The protons are used to power an amazing enzyme called ATP synthase. Remember that the word synthase

means to “make” so that's what ATP synthase does. All the time. It makes the ATP by adding

phosphates to ADP. Oxygen is the final acceptor of the electrons. When oxygen combines with

two protons, you get H20---aka

water. The electron transport chain produces a lot of ATP compared to the other two steps.

There isn't an exact number on this---many textbooks will say 34 ATP. Meaning that the

net amount of ATP made when you add all the steps together is 38 ATP. But you need to

understand that this is a “perfect case” scenario and in general, you can expect a

lot less ATP made.

If we look at our formula again, we can see how the glucose and oxygen on the reactant

side was used to produce carbon dioxide (a waste product), water (a waste product), and

ATP energy.
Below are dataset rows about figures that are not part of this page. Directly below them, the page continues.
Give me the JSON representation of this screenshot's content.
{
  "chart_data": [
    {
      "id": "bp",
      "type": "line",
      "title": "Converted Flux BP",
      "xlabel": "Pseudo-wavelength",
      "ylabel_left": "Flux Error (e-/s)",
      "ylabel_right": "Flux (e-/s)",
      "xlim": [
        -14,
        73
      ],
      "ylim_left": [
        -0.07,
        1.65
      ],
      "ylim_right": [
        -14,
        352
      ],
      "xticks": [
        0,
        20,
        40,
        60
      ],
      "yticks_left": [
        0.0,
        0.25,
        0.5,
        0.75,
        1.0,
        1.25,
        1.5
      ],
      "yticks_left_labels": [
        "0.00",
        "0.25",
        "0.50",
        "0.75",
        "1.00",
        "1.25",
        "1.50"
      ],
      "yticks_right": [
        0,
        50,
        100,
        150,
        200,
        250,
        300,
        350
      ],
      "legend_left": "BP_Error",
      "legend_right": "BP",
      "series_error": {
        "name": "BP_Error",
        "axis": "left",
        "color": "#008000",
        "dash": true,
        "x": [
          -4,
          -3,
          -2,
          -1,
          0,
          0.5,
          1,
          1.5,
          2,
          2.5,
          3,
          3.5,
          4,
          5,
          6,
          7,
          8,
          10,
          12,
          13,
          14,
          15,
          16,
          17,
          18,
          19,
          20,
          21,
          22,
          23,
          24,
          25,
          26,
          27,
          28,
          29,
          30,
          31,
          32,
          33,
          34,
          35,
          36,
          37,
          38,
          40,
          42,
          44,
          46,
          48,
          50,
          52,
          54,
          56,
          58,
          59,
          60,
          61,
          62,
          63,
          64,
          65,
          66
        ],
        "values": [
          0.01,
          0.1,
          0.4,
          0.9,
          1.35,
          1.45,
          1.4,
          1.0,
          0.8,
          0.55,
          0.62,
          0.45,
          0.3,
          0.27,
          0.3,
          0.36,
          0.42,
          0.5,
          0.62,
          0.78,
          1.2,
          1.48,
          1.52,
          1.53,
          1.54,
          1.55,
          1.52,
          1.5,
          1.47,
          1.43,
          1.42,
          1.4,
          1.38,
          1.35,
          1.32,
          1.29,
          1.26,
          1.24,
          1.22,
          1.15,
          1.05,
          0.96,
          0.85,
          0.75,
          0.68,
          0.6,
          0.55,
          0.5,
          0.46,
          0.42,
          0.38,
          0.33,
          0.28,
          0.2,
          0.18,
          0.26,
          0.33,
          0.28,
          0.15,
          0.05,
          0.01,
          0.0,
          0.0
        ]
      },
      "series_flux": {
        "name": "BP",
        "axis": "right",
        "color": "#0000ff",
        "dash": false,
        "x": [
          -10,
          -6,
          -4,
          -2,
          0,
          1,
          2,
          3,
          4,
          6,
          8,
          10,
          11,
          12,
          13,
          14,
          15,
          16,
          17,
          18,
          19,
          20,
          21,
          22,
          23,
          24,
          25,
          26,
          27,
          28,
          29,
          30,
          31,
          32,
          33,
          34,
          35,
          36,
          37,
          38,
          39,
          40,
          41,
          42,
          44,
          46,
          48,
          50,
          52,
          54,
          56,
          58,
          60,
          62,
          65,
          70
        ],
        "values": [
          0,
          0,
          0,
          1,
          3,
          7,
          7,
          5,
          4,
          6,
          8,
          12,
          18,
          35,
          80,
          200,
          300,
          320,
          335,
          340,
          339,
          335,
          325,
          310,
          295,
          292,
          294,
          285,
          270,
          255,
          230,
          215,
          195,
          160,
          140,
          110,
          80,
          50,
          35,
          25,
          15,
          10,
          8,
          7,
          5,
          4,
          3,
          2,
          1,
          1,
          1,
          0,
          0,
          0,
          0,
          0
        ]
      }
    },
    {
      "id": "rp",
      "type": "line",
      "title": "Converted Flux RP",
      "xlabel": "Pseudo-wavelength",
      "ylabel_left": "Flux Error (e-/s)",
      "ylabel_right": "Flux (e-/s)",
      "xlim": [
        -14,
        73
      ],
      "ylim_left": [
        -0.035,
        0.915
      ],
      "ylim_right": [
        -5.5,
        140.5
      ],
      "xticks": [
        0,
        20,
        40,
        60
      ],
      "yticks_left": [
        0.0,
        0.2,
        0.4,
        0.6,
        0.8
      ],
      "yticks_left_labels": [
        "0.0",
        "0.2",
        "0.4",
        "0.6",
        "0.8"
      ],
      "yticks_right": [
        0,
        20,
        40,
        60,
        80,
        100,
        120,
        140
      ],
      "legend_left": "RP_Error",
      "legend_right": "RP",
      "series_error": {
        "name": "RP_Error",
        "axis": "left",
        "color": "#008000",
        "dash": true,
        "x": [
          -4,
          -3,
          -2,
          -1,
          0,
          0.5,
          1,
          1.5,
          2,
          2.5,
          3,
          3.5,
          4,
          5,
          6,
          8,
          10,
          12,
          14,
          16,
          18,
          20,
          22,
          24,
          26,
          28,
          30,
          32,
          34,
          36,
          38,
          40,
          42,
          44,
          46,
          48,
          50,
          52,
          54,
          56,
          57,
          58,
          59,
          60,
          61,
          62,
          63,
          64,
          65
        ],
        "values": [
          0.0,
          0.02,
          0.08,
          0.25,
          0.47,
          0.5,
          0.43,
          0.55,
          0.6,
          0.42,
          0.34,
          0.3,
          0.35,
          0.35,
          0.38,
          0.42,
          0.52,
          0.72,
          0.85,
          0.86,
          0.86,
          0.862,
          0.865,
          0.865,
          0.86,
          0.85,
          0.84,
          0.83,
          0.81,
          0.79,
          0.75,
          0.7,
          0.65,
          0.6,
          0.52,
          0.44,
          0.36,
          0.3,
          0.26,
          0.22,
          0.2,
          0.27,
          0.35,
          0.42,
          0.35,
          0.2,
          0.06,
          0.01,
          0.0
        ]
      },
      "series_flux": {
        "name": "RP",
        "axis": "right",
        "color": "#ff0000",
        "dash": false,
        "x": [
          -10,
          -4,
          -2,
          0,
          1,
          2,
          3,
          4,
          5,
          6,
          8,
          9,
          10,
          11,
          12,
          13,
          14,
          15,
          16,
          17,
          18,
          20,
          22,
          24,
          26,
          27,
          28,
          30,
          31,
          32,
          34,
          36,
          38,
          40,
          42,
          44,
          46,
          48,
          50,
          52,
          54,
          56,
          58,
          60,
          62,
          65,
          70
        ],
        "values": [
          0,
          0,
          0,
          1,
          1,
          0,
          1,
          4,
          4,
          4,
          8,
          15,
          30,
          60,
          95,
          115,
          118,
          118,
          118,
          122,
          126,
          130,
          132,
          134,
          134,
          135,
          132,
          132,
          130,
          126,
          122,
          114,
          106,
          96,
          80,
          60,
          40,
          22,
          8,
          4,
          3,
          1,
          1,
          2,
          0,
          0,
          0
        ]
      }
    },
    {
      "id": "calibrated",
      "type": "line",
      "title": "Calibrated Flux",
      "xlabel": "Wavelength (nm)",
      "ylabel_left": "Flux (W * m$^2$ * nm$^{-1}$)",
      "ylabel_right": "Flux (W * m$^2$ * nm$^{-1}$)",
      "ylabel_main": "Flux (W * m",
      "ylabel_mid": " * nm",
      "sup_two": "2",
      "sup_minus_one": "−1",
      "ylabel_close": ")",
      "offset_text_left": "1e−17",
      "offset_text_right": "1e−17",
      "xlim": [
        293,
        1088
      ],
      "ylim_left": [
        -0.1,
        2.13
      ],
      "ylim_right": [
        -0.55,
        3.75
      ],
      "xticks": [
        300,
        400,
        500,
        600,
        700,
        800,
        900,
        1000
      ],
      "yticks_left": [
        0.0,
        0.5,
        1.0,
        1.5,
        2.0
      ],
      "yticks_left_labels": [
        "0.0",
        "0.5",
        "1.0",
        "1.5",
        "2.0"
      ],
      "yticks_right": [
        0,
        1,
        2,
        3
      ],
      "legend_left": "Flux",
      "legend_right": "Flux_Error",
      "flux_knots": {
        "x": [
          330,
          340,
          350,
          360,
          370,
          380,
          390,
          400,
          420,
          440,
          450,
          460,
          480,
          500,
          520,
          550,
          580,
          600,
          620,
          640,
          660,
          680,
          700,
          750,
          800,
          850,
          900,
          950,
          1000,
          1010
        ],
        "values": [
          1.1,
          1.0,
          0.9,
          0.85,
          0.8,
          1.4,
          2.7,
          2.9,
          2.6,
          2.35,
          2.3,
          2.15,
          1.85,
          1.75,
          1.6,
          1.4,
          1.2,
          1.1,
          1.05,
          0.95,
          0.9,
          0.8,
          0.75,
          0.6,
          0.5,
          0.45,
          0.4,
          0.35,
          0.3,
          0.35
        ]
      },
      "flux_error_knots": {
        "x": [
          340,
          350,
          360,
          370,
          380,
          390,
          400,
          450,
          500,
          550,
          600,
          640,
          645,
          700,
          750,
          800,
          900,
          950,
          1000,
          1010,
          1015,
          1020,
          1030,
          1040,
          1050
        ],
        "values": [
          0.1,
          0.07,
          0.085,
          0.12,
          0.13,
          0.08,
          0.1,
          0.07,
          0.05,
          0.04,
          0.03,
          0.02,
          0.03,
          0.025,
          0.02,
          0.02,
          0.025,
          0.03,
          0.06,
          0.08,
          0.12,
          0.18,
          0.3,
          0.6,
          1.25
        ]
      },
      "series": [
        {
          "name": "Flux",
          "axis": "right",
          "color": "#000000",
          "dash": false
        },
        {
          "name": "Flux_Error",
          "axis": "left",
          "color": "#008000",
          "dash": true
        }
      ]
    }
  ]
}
ATP energy was our goal.

Now, this was just one way of creating ATP energy---and a very efficient way at that.

But like we had said at the beginning, all cells have to make ATP energy. But the way

that they do it can differ. If there is no oxygen available, some cells have the ability

to perform a process known as fermentation. It is not nearly as efficient, but it can

still can make ATP when there isn't oxygen.

We really can't emphasize enough how important the process of making ATP energy is. If you

doubt how powerful it is, consider cyanide. This toxin is found in some rat poisons and

highly toxic. It works by blocking a step in the electron transport chain. Without being

able to continue the electron transport chain, cells cannot produce their ATP, and this poison

can be deadly in a very short timeframe.

There is also a demand for increased research on various mitochondrial disorders. Many mitochondrial

disorders can be deadly, because the role of the mitochondria in our body cells is so

essential for our ATP production. We are confident that the understanding of how to treat these

disorders will continue to improve as more people, like you, ask questions. Well that's

it for the amoeba sisters and we remind you to stay curious.